Figure 6 Effects of periodontal ligament stem cell-derived small extracellular vesicles (P-EVs) on bone marrow mesenchymal stem cell (BMMSC) proliferation and migration. (A) Growth curves of BMMSCs were measured using a cell counting kit-8 (CCK-8) assay kit. (B) Representative images of 5-bromo-2ʹ-deoxyuridine (BrdU) assay. Scale bar = 100 µm. (C) BrdU assay showed a significant effect of P-EVs on BMMSC proliferation. *P < 0.05. (D) Quantitative RT-PCR analysis of genes associated with cell survival and proliferation. (E and F) P-EV treatment significantly enhanced cell migration when compared with vehicle treatment, in a dose-dependent manner. Migration rates of P-EV-treated BMMSCs were significantly higher than those of vehicle-treated cells. (E) scale bar = 100 µm. (G and H) Representative photomicrograph of the wound edge during the scratch assay at 0, 12 and 24 h after the treatment with P-EVs and vehicle. The migration rate of BMMSCs is represented as percent scratch closure. (G) scale bar = 200 µm. Each bar represents mean ± standard deviation values from three independent experiments. *P < 0.05, **P < 0.01, and ***P < 0.001 compared to PBS treatment at 12h. ##P < 0.01 and ###P < 0.001 compared to PBS treatment at 24h.
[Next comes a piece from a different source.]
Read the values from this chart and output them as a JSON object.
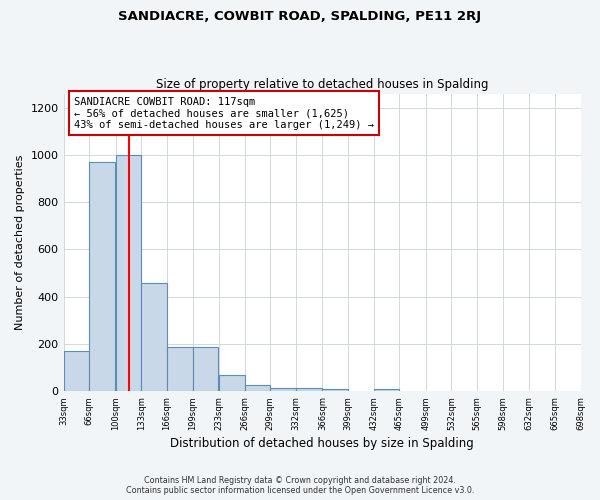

Pairwise one-tailed Student’s t-tests were used for statistical analysis.
Figure 7 Periodontal ligament stem cell-derived small extracellular vesicle (P-EV) mediated partial activation of Akt and Erk1/2 phosphorylation through adenosine signaling. (A–C) After P-EV treatment, intracellular signaling in BMMSCs showed rapid activation of the Akt and Erk1/2 signaling pathways. *P < 0.05 compared to phosphate-buffered saline (PBS) treatment, **P < 0.01 compared to PBS treatment, #P < 0.05 compared to P-EV treatment after 60 min. (D–F) Western blot analysis revealed that pretreatment with theophylline (1 mM), a non-selective adenosine receptor antagonist, attenuated Akt phosphorylation by 2.7 folds and Erk1/2 phosphorylation by 1.4 folds. *P < 0.05, **P < 0.01, and***P < 0.001 compared to PBS treatment, #P < 0.05 compared to theophylline + P-EV treatment. Representative results from three independent experiments are expressed as mean ± standard deviation.
Figure 8 Periodontal ligament stem cell-derived small extracellular vesicle (P-EV)-mediated activation of Akt and Erk1/2 signaling and their effects on BMMSC migration. (A–C) Western blotting results showed that pretreatment with Akt inhibitor (MK2206, 10 µM) and Erk1/2 inhibitor (U0126, 10 µM) suppressed P-EV-induced Akt and Erk1/2 activation. *P <0.05 compared to phosphate-buffered saline (PBS) treatment, #P <0.05 and ###P < 0.001 compared to P-EV treatment. (D–E) AKT and ERK1/2 inhibition suppressed P-EV-induced cell migration. (D) scale bar = 100 µm. *P < 0.05 and ***P < 0.001 compared to PBS treatment, ###P < 0.001 compared to P-EV treatment. (F and G) BrdU immunofluorescence assay showed that AKT and ERK1/2 inhibition suppressed P-EV-induced cell proliferation. (F) scale bar = 100 µm. *P < 0.05, **P < 0.01 and ***P < 0.001 compared to PBS treatment. ##P < 0.01 compared to P-EV treatment. Representative results from independent experiments are expressed as the mean ± standard deviation.